[svlug] rehearsal: auth_pam and apache2

[Ivan Sergio Borgonovo]

On Fri, 11 Aug 2006 15:10:22 +0200
Ivan Sergio Borgonovo <mail at webthatworks.it> wrote:

> I'd like to use pam authentication for my svn server.

OK I read a lot... but I still don't have a clear picture of what should I do to avoid duplicating users credentials in configuration files.

I read this
http://pam.sourceforge.net/mod_auth_pam/shadow.html
and with this configuration:

<Location /svn>
    DAV svn
    SVNPath /var/www/svn
    AuthType Basic
    AuthName "SVN"
    AuthPAM_Enabled on
    Require valid-user
    Require group $group
</Location>

and

Group shadow

in /etc/apache2.conf

it works.

But I'm not willing to let Apache read my shadow since I may commit some error in my application coding and I don't want that in spite of owning just Apache they will own my box.

I read this too:
http://pam.sourceforge.net/mod_auth_pam/
"
Related Modules
For authentication against /etc/shadow, I recommend
mod_authnz_external. For use with LDAP, several LDAP modules are
available, choose a recent one.
"
But it seems that these modules haven't been packaged for sarge.

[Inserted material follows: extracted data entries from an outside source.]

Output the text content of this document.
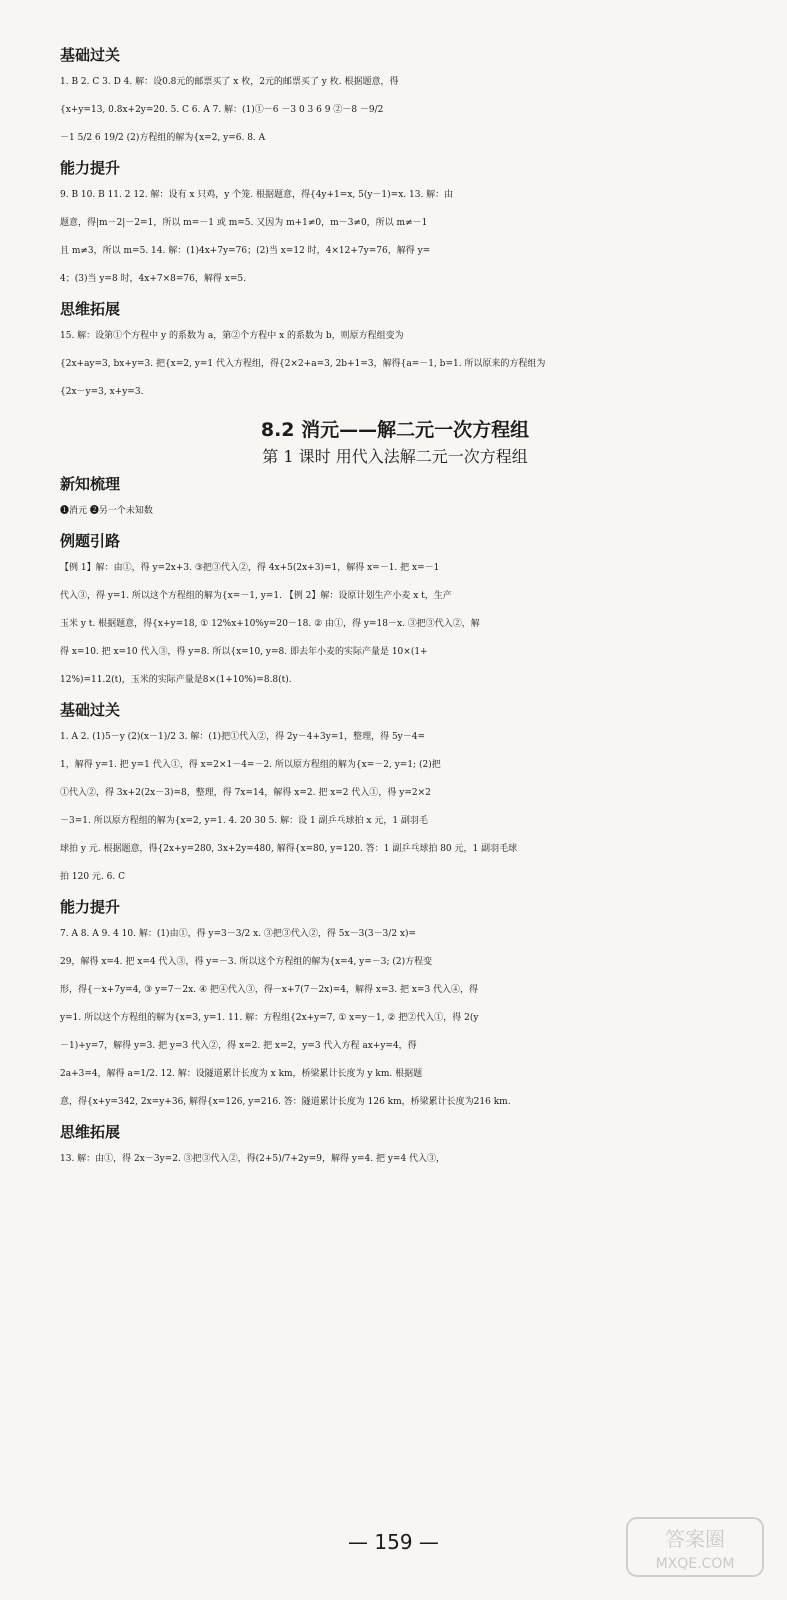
基础过关
1. B 2. C 3. D 4. 解：设0.8元的邮票买了 x 枚，2元的邮票买了 y 枚. 根据题意，得
{x+y=13, 0.8x+2y=20. 5. C 6. A 7. 解：(1)①－6 －3 0 3 6 9 ②－8 －9/2
－1 5/2 6 19/2 (2)方程组的解为{x=2, y=6. 8. A
能力提升
9. B 10. B 11. 2 12. 解：设有 x 只鸡，y 个笼. 根据题意，得{4y+1=x, 5(y－1)=x. 13. 解：由
题意，得|m－2|－2=1，所以 m=－1 或 m=5. 又因为 m+1≠0，m－3≠0，所以 m≠－1
且 m≠3，所以 m=5. 14. 解：(1)4x+7y=76；(2)当 x=12 时，4×12+7y=76，解得 y=
4；(3)当 y=8 时，4x+7×8=76，解得 x=5.
思维拓展
15. 解：设第①个方程中 y 的系数为 a，第②个方程中 x 的系数为 b，则原方程组变为
{2x+ay=3, bx+y=3. 把{x=2, y=1 代入方程组，得{2×2+a=3, 2b+1=3，解得{a=－1, b=1. 所以原来的方程组为
{2x－y=3, x+y=3.
8.2 消元——解二元一次方程组
第 1 课时 用代入法解二元一次方程组
新知梳理
❶消元 ❷另一个未知数
例题引路
【例 1】解：由①，得 y=2x+3. ③把③代入②，得 4x+5(2x+3)=1，解得 x=－1. 把 x=－1
代入③，得 y=1. 所以这个方程组的解为{x=－1, y=1. 【例 2】解：设原计划生产小麦 x t，生产
玉米 y t. 根据题意，得{x+y=18, ① 12%x+10%y=20－18. ② 由①，得 y=18－x. ③把③代入②，解
得 x=10. 把 x=10 代入③，得 y=8. 所以{x=10, y=8. 即去年小麦的实际产量是 10×(1+
12%)=11.2(t)，玉米的实际产量是8×(1+10%)=8.8(t).
基础过关
1. A 2. (1)5－y (2)(x－1)/2 3. 解：(1)把①代入②，得 2y－4+3y=1，整理，得 5y－4=
1，解得 y=1. 把 y=1 代入①，得 x=2×1－4=－2. 所以原方程组的解为{x=－2, y=1; (2)把
①代入②，得 3x+2(2x－3)=8，整理，得 7x=14，解得 x=2. 把 x=2 代入①，得 y=2×2
－3=1. 所以原方程组的解为{x=2, y=1. 4. 20 30 5. 解：设 1 副乒乓球拍 x 元，1 副羽毛
球拍 y 元. 根据题意，得{2x+y=280, 3x+2y=480, 解得{x=80, y=120. 答：1 副乒乓球拍 80 元，1 副羽毛球
拍 120 元. 6. C
能力提升
7. A 8. A 9. 4 10. 解：(1)由①，得 y=3－3/2 x. ③把③代入②，得 5x－3(3－3/2 x)=
29，解得 x=4. 把 x=4 代入③，得 y=－3. 所以这个方程组的解为{x=4, y=－3; (2)方程变
形，得{－x+7y=4, ③ y=7－2x. ④ 把④代入③，得－x+7(7－2x)=4，解得 x=3. 把 x=3 代入④，得
y=1. 所以这个方程组的解为{x=3, y=1. 11. 解：方程组{2x+y=7, ① x=y－1, ② 把②代入①，得 2(y
－1)+y=7，解得 y=3. 把 y=3 代入②，得 x=2. 把 x=2，y=3 代入方程 ax+y=4，得
2a+3=4，解得 a=1/2. 12. 解：设隧道累计长度为 x km，桥梁累计长度为 y km. 根据题
意，得{x+y=342, 2x=y+36, 解得{x=126, y=216. 答：隧道累计长度为 126 km，桥梁累计长度为216 km.
思维拓展
13. 解：由①，得 2x－3y=2. ③把③代入②，得(2+5)/7+2y=9，解得 y=4. 把 y=4 代入③，
— 159 —	答案圈
MXQE.COM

I don't see any alternative other than using subversion custom server over ssh and renouncing to webdav.

The "good thing" about using mod_authnz_external seems to be adding an extra layer between Apache and my shadow.
Using Basic auth and just duplicating credentials into .htaccess is just a little bit better than letting Apache read my shadow (I can skip to put root into .htaccess).

I thought that having the same users for Apache and the system was a common problem, so a tested solution should be around (and sarge isn't old nor new). Is there a reason there is no tested solution around?